本来还略微沉浸在师兄出国的离别之苦中的小同学,此刻老大不乐意地指着纸盒上的爱心,严肃辟谣:“你觉得我是笨蛋吗?”


膝丸心中仿佛有一万个兄长忘记了他的名字,然后他看见那茬矮葱飞快地移动到他身旁的休息用的长凳上,两脚一蹬,把脸凑到自己面前——


“我知道的,情人节是应该女孩子送巧克力才对。”


可她什么也没有,膝丸下一脚可能就要踏出国门,此诚生死存亡之秋,该出手时就出手,不要怂就是干,小泉朔开动她两百迈的脑速急中生智——


凝滞而冰冷的空气里,女孩的唇贴上了脸颊,温温软软,一瞬间膝丸大脑空白,然后下一秒他脑中浮现战国的女人,跨马持薙刀,豪气干云,一刀就将男人的首级砍下,让他永远在她面前没了抵抗的能力。

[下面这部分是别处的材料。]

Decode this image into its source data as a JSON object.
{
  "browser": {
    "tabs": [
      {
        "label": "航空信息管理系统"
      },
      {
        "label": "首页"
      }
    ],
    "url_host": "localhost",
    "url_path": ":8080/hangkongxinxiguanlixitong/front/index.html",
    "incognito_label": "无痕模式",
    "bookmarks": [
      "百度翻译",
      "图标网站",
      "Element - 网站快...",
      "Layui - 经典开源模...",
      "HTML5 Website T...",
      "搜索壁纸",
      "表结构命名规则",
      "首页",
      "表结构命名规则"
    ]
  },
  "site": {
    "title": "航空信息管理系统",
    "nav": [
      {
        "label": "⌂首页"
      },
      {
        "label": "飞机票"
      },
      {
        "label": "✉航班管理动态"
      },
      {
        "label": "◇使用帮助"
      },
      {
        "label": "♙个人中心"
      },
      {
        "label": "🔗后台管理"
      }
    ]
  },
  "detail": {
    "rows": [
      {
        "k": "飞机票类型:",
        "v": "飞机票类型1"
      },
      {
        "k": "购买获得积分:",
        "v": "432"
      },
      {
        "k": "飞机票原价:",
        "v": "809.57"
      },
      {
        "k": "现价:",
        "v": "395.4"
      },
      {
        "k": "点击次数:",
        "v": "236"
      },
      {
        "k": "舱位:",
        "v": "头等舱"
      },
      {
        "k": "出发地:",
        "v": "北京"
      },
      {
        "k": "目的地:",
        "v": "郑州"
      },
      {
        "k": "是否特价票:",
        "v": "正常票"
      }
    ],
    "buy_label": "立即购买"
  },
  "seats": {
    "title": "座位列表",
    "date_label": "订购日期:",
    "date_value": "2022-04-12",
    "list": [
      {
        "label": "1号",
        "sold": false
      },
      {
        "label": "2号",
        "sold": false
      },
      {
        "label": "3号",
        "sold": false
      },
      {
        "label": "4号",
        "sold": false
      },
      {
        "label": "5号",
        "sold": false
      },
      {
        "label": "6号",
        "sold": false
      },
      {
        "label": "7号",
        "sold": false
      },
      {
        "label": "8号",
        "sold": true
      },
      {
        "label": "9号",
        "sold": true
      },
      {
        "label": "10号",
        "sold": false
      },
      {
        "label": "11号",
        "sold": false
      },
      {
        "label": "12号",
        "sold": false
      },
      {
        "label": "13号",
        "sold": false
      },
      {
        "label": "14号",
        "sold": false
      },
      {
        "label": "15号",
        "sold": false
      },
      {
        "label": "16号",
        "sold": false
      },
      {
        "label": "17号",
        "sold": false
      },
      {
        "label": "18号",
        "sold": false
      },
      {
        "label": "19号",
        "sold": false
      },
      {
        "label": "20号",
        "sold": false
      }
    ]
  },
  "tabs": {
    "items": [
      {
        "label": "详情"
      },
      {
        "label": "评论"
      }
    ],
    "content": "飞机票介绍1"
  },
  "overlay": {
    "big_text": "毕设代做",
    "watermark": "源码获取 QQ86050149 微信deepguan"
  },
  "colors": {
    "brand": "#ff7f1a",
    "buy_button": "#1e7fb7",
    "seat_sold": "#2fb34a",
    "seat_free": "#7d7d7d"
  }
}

膝丸心里很郁闷,是什么时候长成了这种彪悍的女孩的?他确实可以一只手把朔提溜起来,可他还是两手揽住朔,把她从椅子上抱下来。


雪还在下,可是这个冬天并不让人觉得寒冷,看看街上的人就是了,其中有小泉朔的好同学,揽着男朋友的手臂甜蜜蜜美滋滋,要是问单身战士小泉朔同志——她此刻宁愿牺牲生命也要背叛组织,拿起薙刀站在FFF团对立面的小矮葱把手塞进别人衣服里,也暖得很。